El Banco de Japón mantiene su tipo oficial en el 1 %, mientras el de la Reserva Federal está en el 3,5 %-3,75 %. El banco central nipón volverá a reunirse el 17 y 18 de septiembre y una subida de 25 puntos básicos, hasta el 1,25 %, está claramente sobre la mesa tras despeñarse el yen hasta mínimos de 40 años, aunque una parte de los analistas sigue considerando diciembre una fecha más prudente. En cualquier caso, conviene no pedir milagros a esos 25 puntos básicos. Si la Fed no mueve ficha, el diferencial seguirá siendo de entre 2,25 y 2,5 puntos porcentuales. Es decir, todavía amplísimo.

Por tanto, el que el Banco de Japón suba tipos en septiembre tendrá más valor como mensaje que como medicina para el yen.

Pero, además, Japón no puede simplemente seguir elevando los tipos hasta que la moneda se arregle. Durante décadas, el país construyó buena parte de su funcionamiento económico sobre el dinero prácticamente gratis.
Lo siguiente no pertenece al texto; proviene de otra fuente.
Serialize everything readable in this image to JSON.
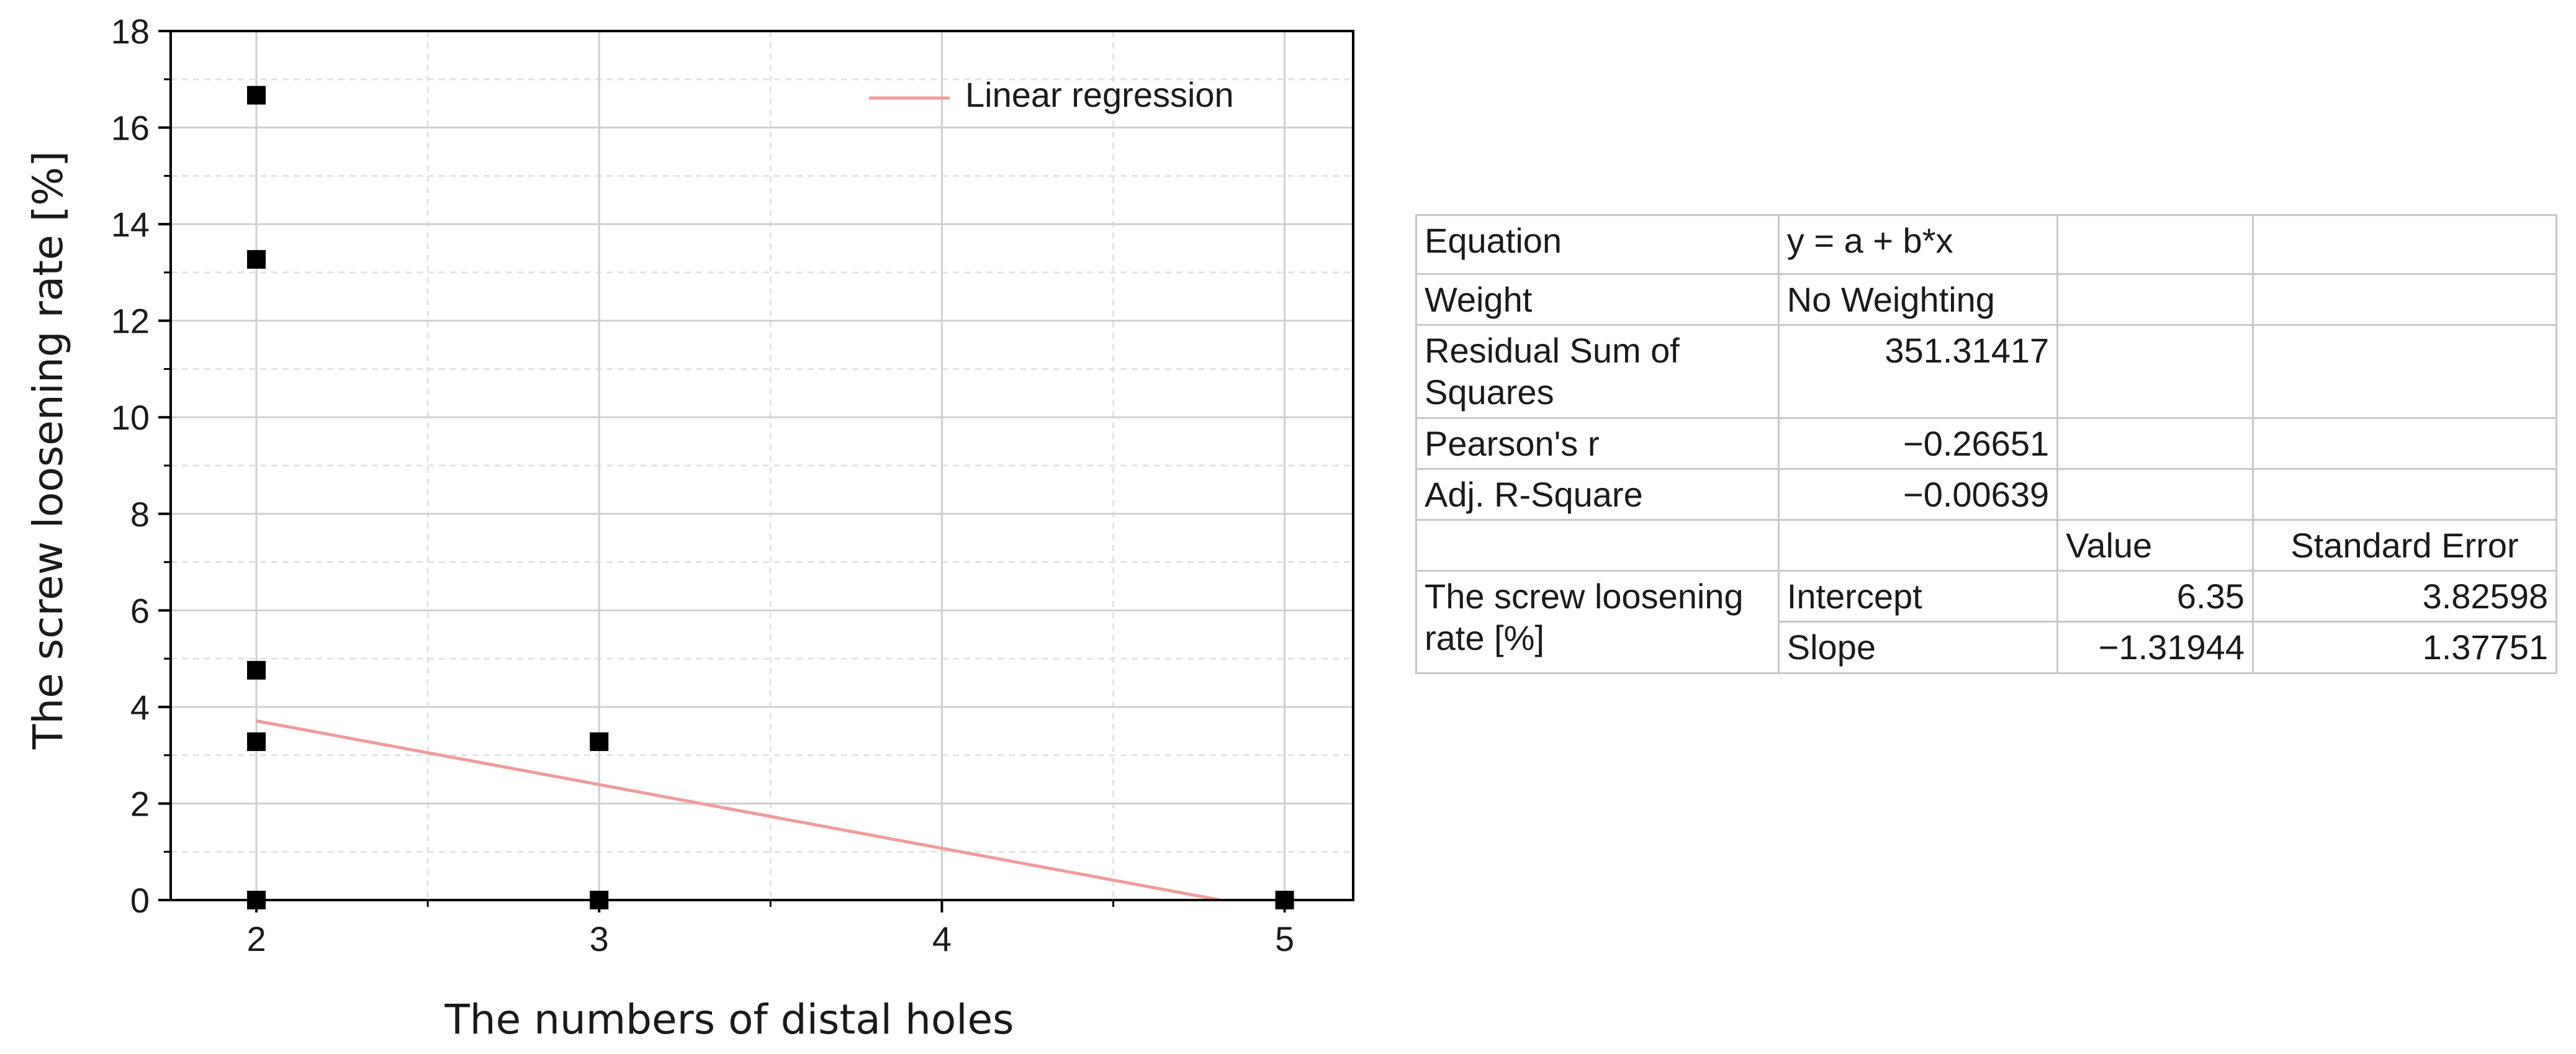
{
  "chart_data": {
    "type": "scatter",
    "title": "",
    "xlabel": "The numbers of distal holes",
    "ylabel": "The screw loosening rate [%]",
    "xlim": [
      1.75,
      5.2
    ],
    "ylim": [
      0,
      18
    ],
    "xticks": [
      2,
      3,
      4,
      5
    ],
    "yticks": [
      0,
      2,
      4,
      6,
      8,
      10,
      12,
      14,
      16,
      18
    ],
    "grid": true,
    "legend": {
      "placement": "top-right",
      "entries": [
        "Linear regression"
      ]
    },
    "points": [
      {
        "x": 2,
        "y": 16.67
      },
      {
        "x": 2,
        "y": 13.27
      },
      {
        "x": 2,
        "y": 4.76
      },
      {
        "x": 2,
        "y": 3.28
      },
      {
        "x": 2,
        "y": 0
      },
      {
        "x": 3,
        "y": 3.28
      },
      {
        "x": 3,
        "y": 0
      },
      {
        "x": 5,
        "y": 0
      }
    ],
    "regression": {
      "name": "Linear regression",
      "intercept": 6.35,
      "slope": -1.31944,
      "x_range": [
        2,
        4.81
      ],
      "color": "#f29a9a"
    },
    "marker_color": "#000000"
  },
  "fit_table": {
    "rows": [
      {
        "label": "Equation",
        "value": "y = a + b*x"
      },
      {
        "label": "Weight",
        "value": "No Weighting"
      },
      {
        "label": "Residual Sum of Squares",
        "value": "351.31417"
      },
      {
        "label": "Pearson's r",
        "value": "−0.26651"
      },
      {
        "label": "Adj. R-Square",
        "value": "−0.00639"
      }
    ],
    "param_header": {
      "value": "Value",
      "error": "Standard Error"
    },
    "group_label": "The screw loosening rate [%]",
    "params": [
      {
        "name": "Intercept",
        "value": "6.35",
        "error": "3.82598"
      },
      {
        "name": "Slope",
        "value": "−1.31944",
        "error": "1.37751"
      }
    ]
  }
}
Ahora necesita normalizar su política monetaria porque la inflación ha regresado de forma trascendente con la crisis de Ormuz, pero debe hacerlo sin asfixiar una economía acostumbrada a crecer poco y a financiarse barato. Una subida demasiado rápida encarece las hipotecas, golpea la renta disponible de los hogares, endurece el crédito a las empresas y enfría un consumo que Japón lleva años intentando recuperar.

La inflación japonesa tiene además un componente particularmente delicado. Japón importa buena parte de la energía que consume y el shock provocado por el conflicto de Oriente Próximo ha encarecido el petróleo y el gas. Las disrupciones en el suministro dispararon el Brent y alteraron también los flujos mundiales de GNL. Aunque el tráfico se está recuperando, los mercados energéticos siguen lejos de haber olvidado la gran conmoción sufrida en el mercado energético en los últimos meses. El propio Banco de Japón reconoce que el petróleo más caro puede llevar la inflación claramente por encima del 2 %, al tiempo que resta fuerza al crecimiento.
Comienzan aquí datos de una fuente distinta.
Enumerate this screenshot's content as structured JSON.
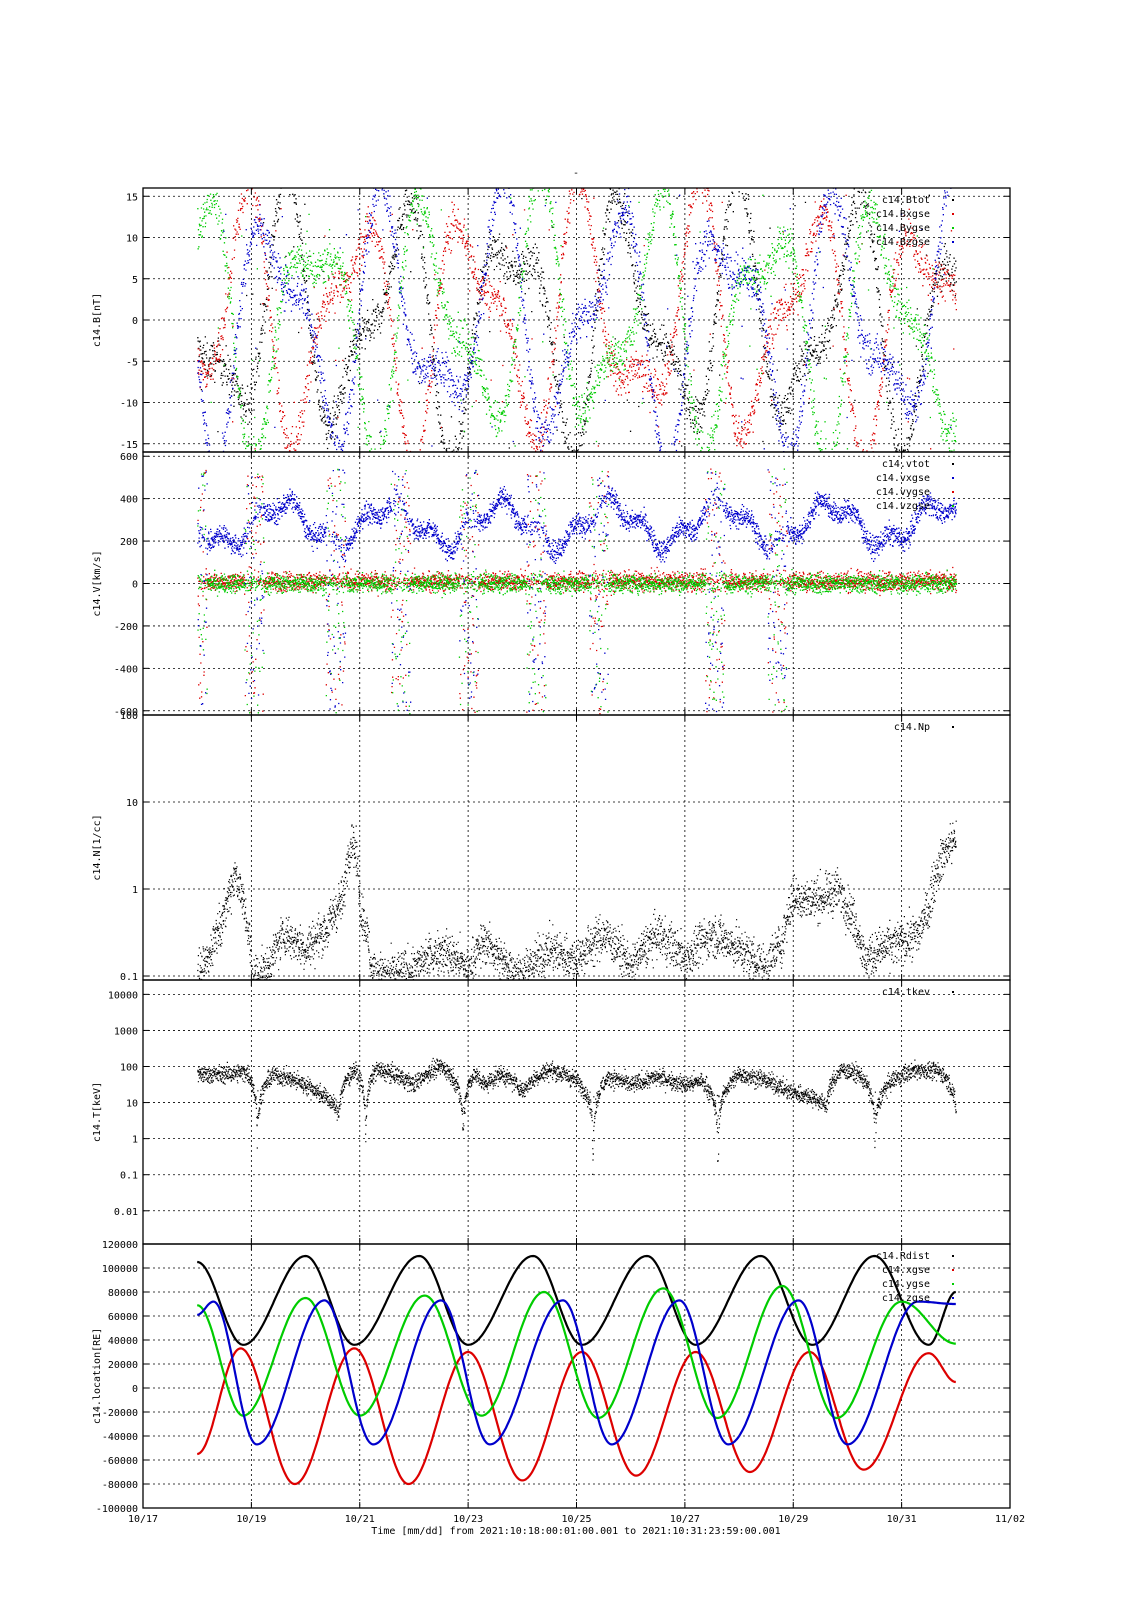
{
  "figure": {
    "title": "-",
    "xlabel": "Time [mm/dd]  from 2021:10:18:00:01:00.001  to  2021:10:31:23:59:00.001",
    "x_range_days": [
      0,
      16
    ],
    "x_tick_days": [
      0,
      2,
      4,
      6,
      8,
      10,
      12,
      14,
      16
    ],
    "x_tick_labels": [
      "10/17",
      "10/19",
      "10/21",
      "10/23",
      "10/25",
      "10/27",
      "10/29",
      "10/31",
      "11/02"
    ],
    "data_start_day": 1.0,
    "data_end_day": 15.0
  },
  "chart_data": [
    {
      "type": "scatter",
      "panel": "B",
      "ylabel": "c14.B[nT]",
      "scale": "linear",
      "ylim": [
        -16,
        16
      ],
      "yticks": [
        -15,
        -10,
        -5,
        0,
        5,
        10,
        15
      ],
      "ytick_labels": [
        "-15",
        "-10",
        "-5",
        "0",
        "5",
        "10",
        "15"
      ],
      "grid": true,
      "legend_position": "top-right",
      "series": [
        {
          "name": "c14.Btot",
          "color": "#000000"
        },
        {
          "name": "c14.Bxgse",
          "color": "#dd0000"
        },
        {
          "name": "c14.Bygse",
          "color": "#00cc00"
        },
        {
          "name": "c14.Bzgse",
          "color": "#0000cc"
        }
      ]
    },
    {
      "type": "scatter",
      "panel": "V",
      "ylabel": "c14.V[km/s]",
      "scale": "linear",
      "ylim": [
        -620,
        620
      ],
      "yticks": [
        -600,
        -400,
        -200,
        0,
        200,
        400,
        600
      ],
      "ytick_labels": [
        "-600",
        "-400",
        "-200",
        "0",
        "200",
        "400",
        "600"
      ],
      "grid": true,
      "legend_position": "top-right",
      "series": [
        {
          "name": "c14.vtot",
          "color": "#000000",
          "typical": 0
        },
        {
          "name": "c14.vxgse",
          "color": "#0000cc",
          "typical": 280
        },
        {
          "name": "c14.vygse",
          "color": "#dd0000",
          "typical": 10
        },
        {
          "name": "c14.vzgse",
          "color": "#00cc00",
          "typical": 0
        }
      ]
    },
    {
      "type": "scatter",
      "panel": "N",
      "ylabel": "c14.N[1/cc]",
      "scale": "log",
      "ylim": [
        0.09,
        100
      ],
      "yticks": [
        0.1,
        1,
        10,
        100
      ],
      "ytick_labels": [
        "0.1",
        "1",
        "10",
        "100"
      ],
      "grid": true,
      "legend_position": "top-right",
      "series": [
        {
          "name": "c14.Np",
          "color": "#000000"
        }
      ],
      "envelope": {
        "day": [
          1.0,
          1.2,
          1.5,
          1.7,
          1.85,
          2.0,
          2.3,
          2.6,
          3.0,
          3.4,
          3.7,
          3.85,
          4.0,
          4.2,
          4.5,
          5.0,
          5.5,
          6.0,
          6.3,
          6.6,
          7.0,
          7.5,
          8.0,
          8.5,
          9.0,
          9.5,
          10.0,
          10.5,
          11.0,
          11.5,
          11.8,
          12.0,
          12.3,
          12.6,
          12.8,
          13.0,
          13.3,
          13.6,
          14.0,
          14.3,
          14.5,
          14.7,
          15.0
        ],
        "median": [
          0.09,
          0.15,
          0.5,
          1.5,
          0.6,
          0.1,
          0.12,
          0.3,
          0.2,
          0.35,
          0.8,
          4.0,
          0.6,
          0.12,
          0.1,
          0.12,
          0.2,
          0.12,
          0.25,
          0.15,
          0.1,
          0.2,
          0.15,
          0.3,
          0.12,
          0.3,
          0.15,
          0.3,
          0.2,
          0.12,
          0.25,
          0.8,
          0.75,
          0.8,
          1.0,
          0.6,
          0.15,
          0.2,
          0.25,
          0.3,
          0.6,
          2.0,
          4.0
        ]
      }
    },
    {
      "type": "scatter",
      "panel": "T",
      "ylabel": "c14.T[keV]",
      "scale": "log",
      "ylim": [
        0.0012,
        25000
      ],
      "yticks": [
        0.01,
        0.1,
        1,
        10,
        100,
        1000,
        10000
      ],
      "ytick_labels": [
        "0.01",
        "0.1",
        "1",
        "10",
        "100",
        "1000",
        "10000"
      ],
      "grid": true,
      "legend_position": "top-right",
      "series": [
        {
          "name": "c14.tkev",
          "color": "#000000"
        }
      ],
      "envelope": {
        "day": [
          1.0,
          1.5,
          1.9,
          2.1,
          2.4,
          2.8,
          3.2,
          3.6,
          3.9,
          4.1,
          4.3,
          4.6,
          5.0,
          5.5,
          5.9,
          6.1,
          6.3,
          6.6,
          7.0,
          7.5,
          8.0,
          8.3,
          8.6,
          9.0,
          9.5,
          10.0,
          10.3,
          10.6,
          11.0,
          11.5,
          11.9,
          12.3,
          12.6,
          12.9,
          13.2,
          13.5,
          13.9,
          14.3,
          14.7,
          15.0
        ],
        "median": [
          60,
          60,
          70,
          1.0,
          60,
          40,
          20,
          5,
          80,
          1.0,
          80,
          60,
          30,
          100,
          0.5,
          60,
          30,
          60,
          20,
          80,
          40,
          0.5,
          50,
          30,
          50,
          30,
          40,
          0.3,
          60,
          40,
          20,
          15,
          8,
          80,
          60,
          1.0,
          50,
          80,
          70,
          5
        ]
      }
    },
    {
      "type": "line",
      "panel": "location",
      "ylabel": "c14.location[RE]",
      "scale": "linear",
      "ylim": [
        -100000,
        120000
      ],
      "yticks": [
        -100000,
        -80000,
        -60000,
        -40000,
        -20000,
        0,
        20000,
        40000,
        60000,
        80000,
        100000,
        120000
      ],
      "ytick_labels": [
        "-100000",
        "-80000",
        "-60000",
        "-40000",
        "-20000",
        "0",
        "20000",
        "40000",
        "60000",
        "80000",
        "100000",
        "120000"
      ],
      "grid": true,
      "legend_position": "top-right",
      "series": [
        {
          "name": "c14.Rdist",
          "color": "#000000",
          "x": [
            1.0,
            1.85,
            3.0,
            3.9,
            5.1,
            6.0,
            7.2,
            8.1,
            9.3,
            10.2,
            11.4,
            12.35,
            13.5,
            14.5,
            15.0
          ],
          "y": [
            105000,
            36000,
            110000,
            36000,
            110000,
            36000,
            110000,
            36000,
            110000,
            36000,
            110000,
            36000,
            110000,
            36000,
            80000
          ]
        },
        {
          "name": "c14.xgse",
          "color": "#dd0000",
          "x": [
            1.0,
            1.8,
            2.8,
            3.9,
            4.9,
            6.0,
            7.0,
            8.1,
            9.1,
            10.2,
            11.2,
            12.3,
            13.3,
            14.5,
            15.0
          ],
          "y": [
            -55000,
            33000,
            -80000,
            33000,
            -80000,
            30000,
            -77000,
            30000,
            -73000,
            30000,
            -70000,
            30000,
            -68000,
            29000,
            5000
          ]
        },
        {
          "name": "c14.ygse",
          "color": "#00cc00",
          "x": [
            1.0,
            1.85,
            3.0,
            4.0,
            5.2,
            6.25,
            7.4,
            8.4,
            9.6,
            10.6,
            11.8,
            12.8,
            14.0,
            15.0
          ],
          "y": [
            69000,
            -23000,
            75000,
            -23000,
            77000,
            -23000,
            80000,
            -25000,
            83000,
            -25000,
            85000,
            -25000,
            72000,
            37000
          ]
        },
        {
          "name": "c14.zgse",
          "color": "#0000cc",
          "x": [
            1.0,
            1.3,
            2.1,
            3.35,
            4.25,
            5.5,
            6.4,
            7.75,
            8.65,
            9.9,
            10.8,
            12.1,
            13.0,
            14.3,
            15.0
          ],
          "y": [
            61000,
            72000,
            -47000,
            73000,
            -47000,
            73000,
            -47000,
            73000,
            -47000,
            73000,
            -47000,
            73000,
            -47000,
            72000,
            70000
          ]
        }
      ]
    }
  ]
}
Por tanto, el gobernador del banco central japonés, Kazuo Ueda, afronta un dilema endiablado: una inflación que obliga a endurecer la política monetaria y un crecimiento débil que aconseja no hacerlo con demasiada agresividad. Y con el aliento cerca de la primera ministra, Sanae Takaichi, que no es partidaria de subir tipos, sino más bien de la política acomodaticia de su mentor y referente Shinzo Abe, el que fuera primer ministro japonés entre 2012 y 2020, con estímulos masivos para reflotar el crecimiento y grandes compras de activos.

Por eso el auténtico punto de inflexión de septiembre puede no estar en incrementar los tipos cuarto de punto, sino en lo que diga Ueda sobre lo que viene después. Si transmite que el 1,25 % es un peldaño dentro de una escalera más larga, el mercado puede empezar a descontar tipos japoneses sensiblemente mayores. Eso sí cambiaría algo más la fotografía. Si, por el contrario, insiste en la gradualidad y en esperar a los indicadores futuros para evaluar cada movimiento, los operadores sabrán que el diferencial con Estados Unidos seguirá siendo rentable durante bastante tiempo.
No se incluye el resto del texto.